Kids sign part of new school
CHAMPION — Students at Champion Central and Champion Middle schools spent Monday signing their “John Hancock” to large construction beams that will be part of the new PK-8 school complex under construction now.
At the elementary school, students went out in waves at the beginning of each hour through the afternoon, said Principal Alexandra Nannicola.
Hundreds of students signed in marker on the large metal beams that will be part of the $31 million, 127,000-square-foot complex on state Route 45, south of Champion High School. The building will have separate sections for younger and older students.
The project is on schedule and is expected to be done next summer.
“We should be under roof by the end of December. Interior work will continue through the winter, starting in January,” said Superintendent Pamela Hood.
Hood said the school board next month will begin seeking bids for playground equipment and furniture for the building as well as to tear down the elementary and middle schools. The schools will be razed when the new school opens for the 2018-19 school year.
And, to let the public see what construction has taken place, public tours have been set for 4 to 7 p.m. Oct. 4 and 10 a.m. to 1 p.m. Oct. 7 with construction officials there to guide visitors. People will be bused to the site from the high school, Hood said.
“People will be able to see where classrooms, the gym, and offices will be in the new building,” she said.
Work crews from 19 subcontractors and companies, including excavators, electricians, masons and plumbers, have been working in separate areas of the school as the exterior walls of the building have gone up.

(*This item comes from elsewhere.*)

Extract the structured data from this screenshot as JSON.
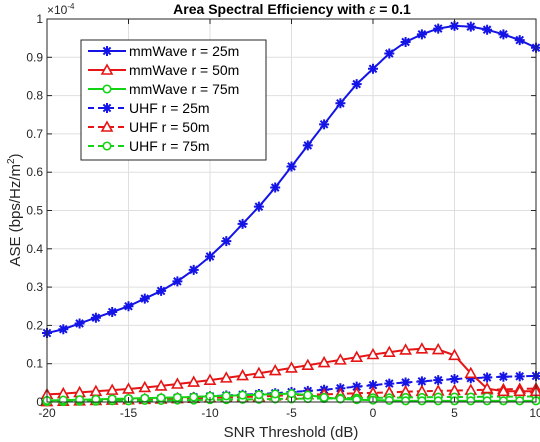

The two-story middle school section, with two grades on the first floor and two on the second floor, is on the western side of the property directly off Route 45. The single-story elementary section is on the eastern section of the property. A large gym, offices and main entrance area separate the two sections.
Board President Kelly Boyle has said the board is pleased the project has been moving forward on time. “This is a project the community is looking forward to seeing,” he said.
Voters approved a 4.4-mill bond issue to raise $13.8 million to provide the school district’s share of the building project.
The Ohio Facilities Construction Commission provided the remaining $17.5 million. The agency determined the schools needed to be replaced due to age.